= Rhys Meurug =

Rhys Meurug (Anglicised: Rice Merrick) (died 1586), was a Welsh genealogist, historian and landed gentleman.

== Personal life ==
Rhys lived in St. Nicholas parish in the Vale of Glamorgan. He is descended from the line of Caradog Freichfras, a supposed knight of the Round Table. Meurug served as Clerk of the Peace in Glamorgan, having been appointed by the earl of Pembroke. He is buried in Cowbridge church.

== Literary works ==
Meurug wrote a book on the history of Glamorgan, entitled A Booke of Glamorganshire Antiquities, completed in 1578. Though the original volume was lost in the Hafod library fire in 1807, a copy made in the late 17th century can be found in the Queen's college, Oxford library, and a second copy is in the Cardiff public library. The book is written in English and concerns three areas: Glamorgan region's characteristics, division of the country by Norman knights and the original Welsh families, and Meurug's modern-day Glamorgan.
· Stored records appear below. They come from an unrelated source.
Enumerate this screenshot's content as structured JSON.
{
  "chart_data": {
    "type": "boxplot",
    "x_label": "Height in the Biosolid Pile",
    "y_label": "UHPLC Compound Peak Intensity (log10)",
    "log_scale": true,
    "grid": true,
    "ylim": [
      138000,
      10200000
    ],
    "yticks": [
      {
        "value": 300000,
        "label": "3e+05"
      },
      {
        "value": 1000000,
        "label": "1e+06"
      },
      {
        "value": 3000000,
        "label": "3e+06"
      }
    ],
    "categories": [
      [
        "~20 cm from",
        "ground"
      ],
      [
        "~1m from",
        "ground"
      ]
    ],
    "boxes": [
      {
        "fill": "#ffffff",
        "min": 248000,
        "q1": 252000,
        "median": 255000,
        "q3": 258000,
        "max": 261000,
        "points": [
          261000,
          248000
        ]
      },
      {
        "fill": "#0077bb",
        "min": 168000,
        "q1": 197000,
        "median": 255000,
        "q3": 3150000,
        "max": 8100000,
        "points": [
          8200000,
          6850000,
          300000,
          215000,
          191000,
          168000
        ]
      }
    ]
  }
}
However, a final missing manuscript is insinuated from citations within the two extant manuscripts, and only a portion of the description of Meurug's Glamorgan is available. This third part may be more substantially preserved in Edward Llwyd's manuscripts, written by Meurug c. 1584, though this is not certain. This section discusses rivers, houses of the landed gentry, parishes and the lands.

== Notable connections ==
Meurug collaborated with the historian Sir Edward Stradling while writing his book. He is also known to Dafydd Benwyn and Sils ap Sion, who both sang elegies to Rhys Meurug.